Serving the campus of the University of Alabama since 1894

The Crimson White

    Homeless shelters struggle to meet local needs

    Homeless+shelters+struggle+to+meet+local+needs

    By Lauren Lane | Staff Reporter

    “This is just not a good homeless town,” said Pastor Larry Doughty, founder of Jesus Way Homeless Shelter. “By this I mean that there are not a lot of opportunities here for the homeless to be taken care of or to come out of their homelessness. There’s no good reason for them to be here, but they are, so that’s why we exist.”

    Doughty and his staff receive 15 to 20 calls daily about different homeless people in the area looking for some stability. The first thing he asks them is where they came from and where they want to be. He said that those who don’t reply to either question with Tuscaloosa are given the option to have a bus ticket to a bigger city that will provide them with more opportunities to get back on their feet. But, he said, a majority of these people have lived in Tuscaloosa all their lives and can’t imagine being anywhere else, even if there is not much offered to them here.

    “I’ve been a resident of the west side all my life,” said Regina, a woman taking shelter at Jesus Way for the past week. “I know a lot of people that went to Birmingham and got shelter, got their own place quicker and had more offered to them than could ever be found in Tuscaloosa. But this place is my home, even if I don’t really 
have one.”

    Regina struggled for years to keep a job due to fibromyalgia and severe back problems, leaving her homeless since 2013. After Tuscaloosa’s largest homeless shelter was destroyed in the devastating tornado in April 2011, there are few places for the homeless to 
find refuge.

    “There seems to be a bigger issue than there are just a lot of homeless people,” said Tricia Perkins, communications and events director at Calvary Baptist Church. “A lot of people you see here in your day-to-day lives are just one paycheck away from being homeless. One thing we have learned from [working with the homeless] is that there are a lot of people trying really hard but falling 
short still.”

    Regina understands the stigma associated with being homeless–that many choose to be because they don’t want to take care of themselves. She said some people have no choice and don’t have many options to get out.

    “I’m most concerned with being able to take care of my granddaughter,” Regina said. “She’s four and has been having seizures since she was a baby.
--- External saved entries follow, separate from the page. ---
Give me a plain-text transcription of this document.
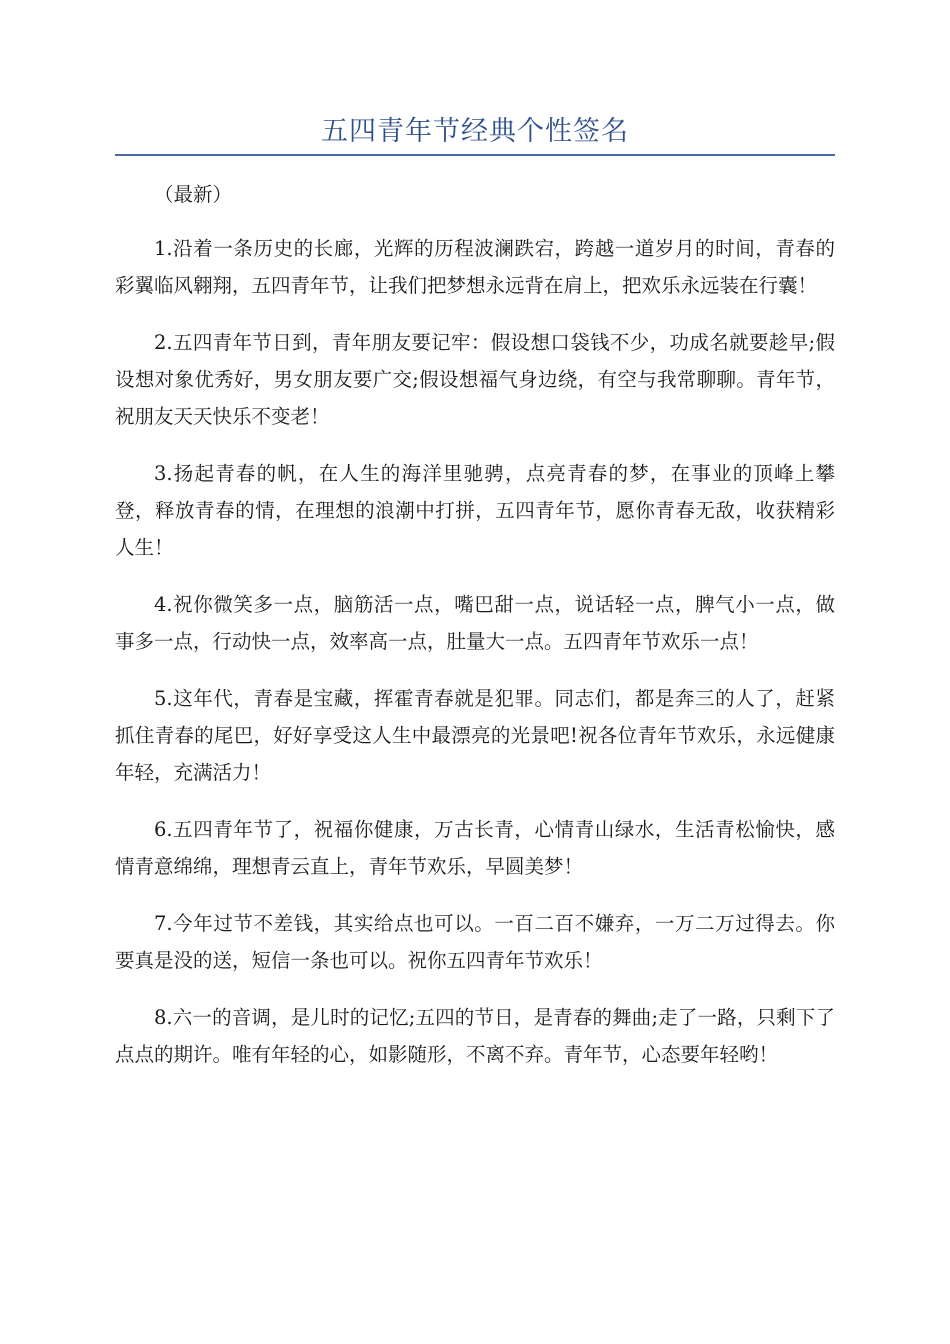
五四青年节经典个性签名

（最新）

1.沿着一条历史的长廊，光辉的历程波澜跌宕，跨越一道岁月的时间，青春的彩翼临风翱翔，五四青年节，让我们把梦想永远背在肩上，把欢乐永远装在行囊！

2.五四青年节日到，青年朋友要记牢：假设想口袋钱不少，功成名就要趁早;假设想对象优秀好，男女朋友要广交;假设想福气身边绕，有空与我常聊聊。青年节，祝朋友天天快乐不变老！

3.扬起青春的帆，在人生的海洋里驰骋，点亮青春的梦，在事业的顶峰上攀登，释放青春的情，在理想的浪潮中打拼，五四青年节，愿你青春无敌，收获精彩人生！

4.祝你微笑多一点，脑筋活一点，嘴巴甜一点，说话轻一点，脾气小一点，做事多一点，行动快一点，效率高一点，肚量大一点。五四青年节欢乐一点！

5.这年代，青春是宝藏，挥霍青春就是犯罪。同志们，都是奔三的人了，赶紧抓住青春的尾巴，好好享受这人生中最漂亮的光景吧!祝各位青年节欢乐，永远健康年轻，充满活力！

6.五四青年节了，祝福你健康，万古长青，心情青山绿水，生活青松愉快，感情青意绵绵，理想青云直上，青年节欢乐，早圆美梦！

7.今年过节不差钱，其实给点也可以。一百二百不嫌弃，一万二万过得去。你要真是没的送，短信一条也可以。祝你五四青年节欢乐！

8.六一的音调，是儿时的记忆;五四的节日，是青春的舞曲;走了一路，只剩下了点点的期许。唯有年轻的心，如影随形，不离不弃。青年节，心态要年轻哟！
I’m so desperate to get my own place so that I can take the best care of her. I just can’t do it on my own.”

    Regina and several of the other women living in the compound struggled to receive any support from the community before arriving at 
Jesus Way.

    “It seems like it’s a circle of agencies that you keep coming back to,” Ebony, another resident of Jesus Way said. “Someone will tell you to call Temporary Emergency Services, and they tell you to call Turning Point or somewhere like that, and then they tell you to call the place that referred them to you first. If there [are] only four or five agencies doing the same thing, especially with so much need here, they can’t help everyone. It gets frustrating. People can’t get their basic needs met.”
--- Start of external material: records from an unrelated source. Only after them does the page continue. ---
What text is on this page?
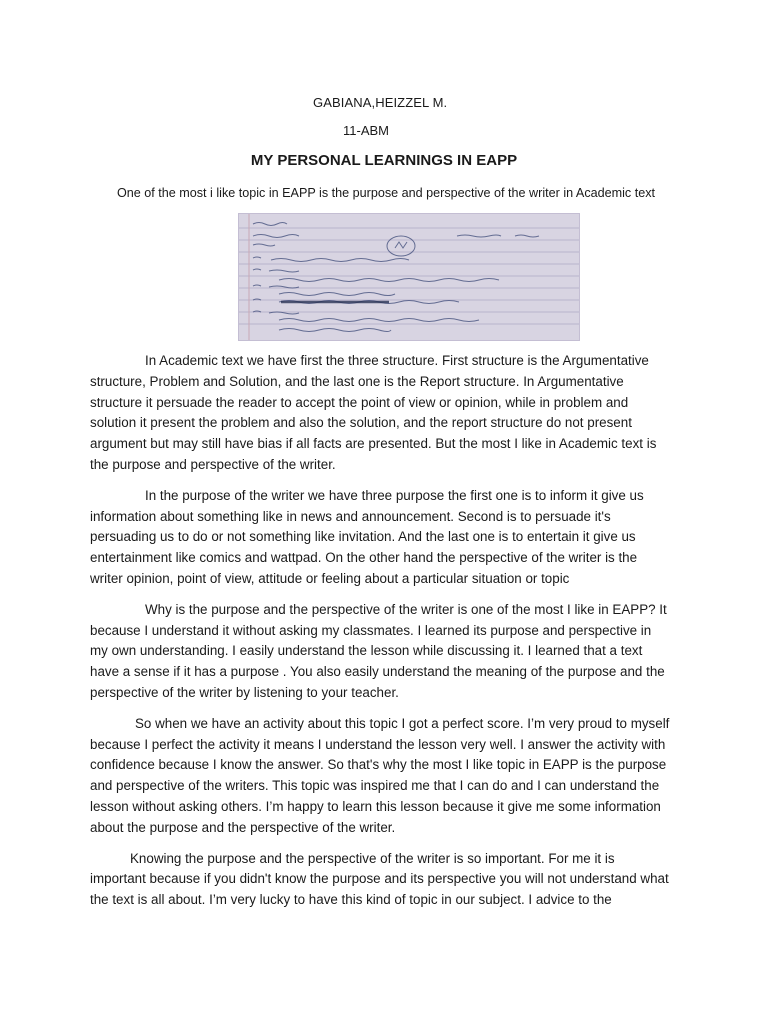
GABIANA,HEIZZEL M.
11-ABM
MY PERSONAL LEARNINGS IN EAPP
One of the most i like topic in EAPP is the purpose and perspective of the writer in Academic text

In Academic text we have first the three structure. First structure is the Argumentative structure, Problem and Solution, and the last one is the Report structure. In Argumentative structure it persuade the reader to accept the point of view or opinion, while in problem and solution it present the problem and also the solution, and the report structure do not present argument but may still have bias if all facts are presented. But the most I like in Academic text is the purpose and perspective of the writer.

In the purpose of the writer we have three purpose the first one is to inform it give us information about something like in news and announcement. Second is to persuade it's persuading us to do or not something like invitation. And the last one is to entertain it give us entertainment like comics and wattpad. On the other hand the perspective of the writer is the writer opinion, point of view, attitude or feeling about a particular situation or topic

Why is the purpose and the perspective of the writer is one of the most I like in EAPP? It because I understand it without asking my classmates. I learned its purpose and perspective in my own understanding. I easily understand the lesson while discussing it. I learned that a text have a sense if it has a purpose . You also easily understand the meaning of the purpose and the perspective of the writer by listening to your teacher.

So when we have an activity about this topic I got a perfect score. I’m very proud to myself because I perfect the activity it means I understand the lesson very well. I answer the activity with confidence because I know the answer. So that's why the most I like topic in EAPP is the purpose and perspective of the writers. This topic was inspired me that I can do and I can understand the lesson without asking others. I’m happy to learn this lesson because it give me some information about the purpose and the perspective of the writer.

Knowing the purpose and the perspective of the writer is so important. For me it is important because if you didn't know the purpose and its perspective you will not understand what the text is all about. I’m very lucky to have this kind of topic in our subject. I advice to the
    Ebony works at the University during football games, alongside several other part-­time jobs in order to save up for a house for her and her three daughters.

    I think, if anything, a lot of the properties in the area are being bought by [the University] and rented out to students,” she said. “Now that’s a great thing, but I also understand that there are a lot of families here looking for the same low prices and better locations than where they are now, but those prices and locations are only for students. Tuscaloosa has become so developed since the tornado, but only for certain people and in certain areas.”
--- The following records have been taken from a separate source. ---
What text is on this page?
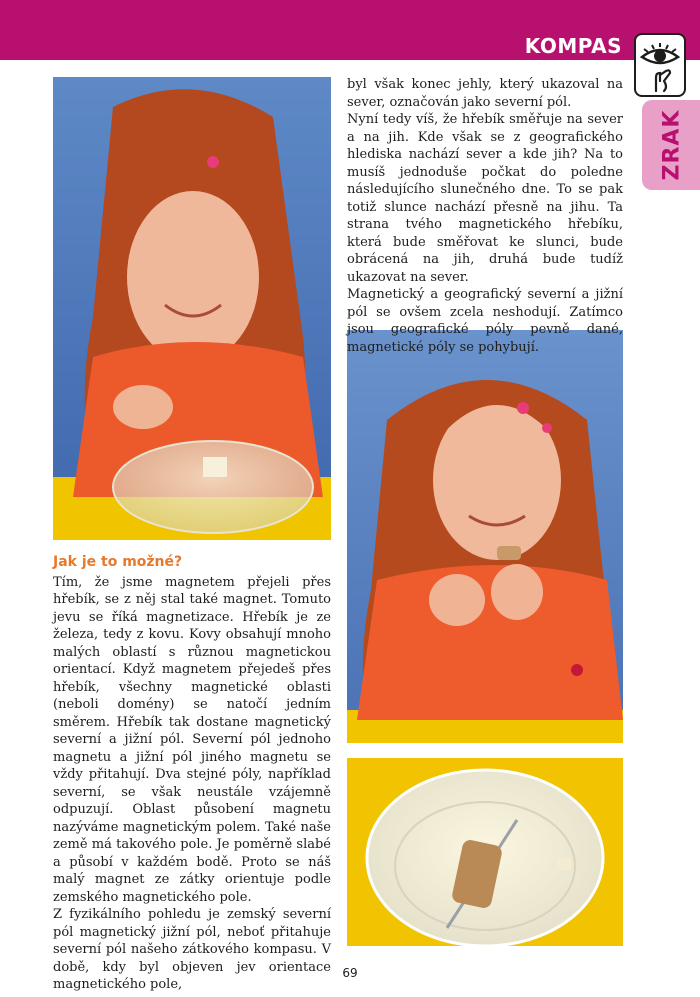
KOMPAS
ZRAK

byl však konec jehly, který ukazoval na sever, označován jako severní pól.

Nyní tedy víš, že hřebík směřuje na sever a na jih. Kde však se z geografického hlediska nachází sever a kde jih? Na to musíš jednoduše počkat do poledne následujícího slunečného dne. To se pak totiž slunce nachází přesně na jihu. Ta strana tvého magnetického hřebíku, která bude směřovat ke slunci, bude obrácená na jih, druhá bude tudíž ukazovat na sever.

Magnetický a geografický severní a jižní pól se ovšem zcela neshodují. Zatímco jsou geografické póly pevně dané, magnetické póly se pohybují.

Jak je to možné?

Tím, že jsme magnetem přejeli přes hřebík, se z něj stal také magnet. Tomuto jevu se říká magnetizace. Hřebík je ze železa, tedy z kovu. Kovy obsahují mnoho malých oblastí s různou magnetickou orientací. Když magnetem přejedeš přes hřebík, všechny magnetické oblasti (neboli domény) se natočí jedním směrem. Hřebík tak dostane magnetický severní a jižní pól. Severní pól jednoho magnetu a jižní pól jiného magnetu se vždy přitahují. Dva stejné póly, například severní, se však neustále vzájemně odpuzují. Oblast působení magnetu nazýváme magnetickým polem. Také naše země má takového pole. Je poměrně slabé a působí v každém bodě. Proto se náš malý magnet ze zátky orientuje podle zemského magnetického pole.

Z fyzikálního pohledu je zemský severní pól magnetický jižní pól, neboť přitahuje severní pól našeho zátkového kompasu. V době, kdy byl objeven jev orientace magnetického pole,

69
    Ebony and her youngest daughter are the longest­-residing people at Jesus Way, and she said that being there has done wonders for her both physically 
and emotionally.

    “Being homeless doesn’t just put you in a rough physical state; it’s just as rough emotionally,” she said. “Just being here three or four days gives a whole new outlook for a person. There’s some 
hope again.”

    Doughty is excited for the community to have The Salvation Army shelter rebuilt by the end of the year so more people can find refuge, but Ebony hopes to stay at Jesus Way until she finds a permanent residence. She likes that the shelter has been set up like a village, where each family has their own cottage to stay in for as long as they need so that she and her daughter don’t have to constantly be reminded of their homelessness like they would in a typical shelter.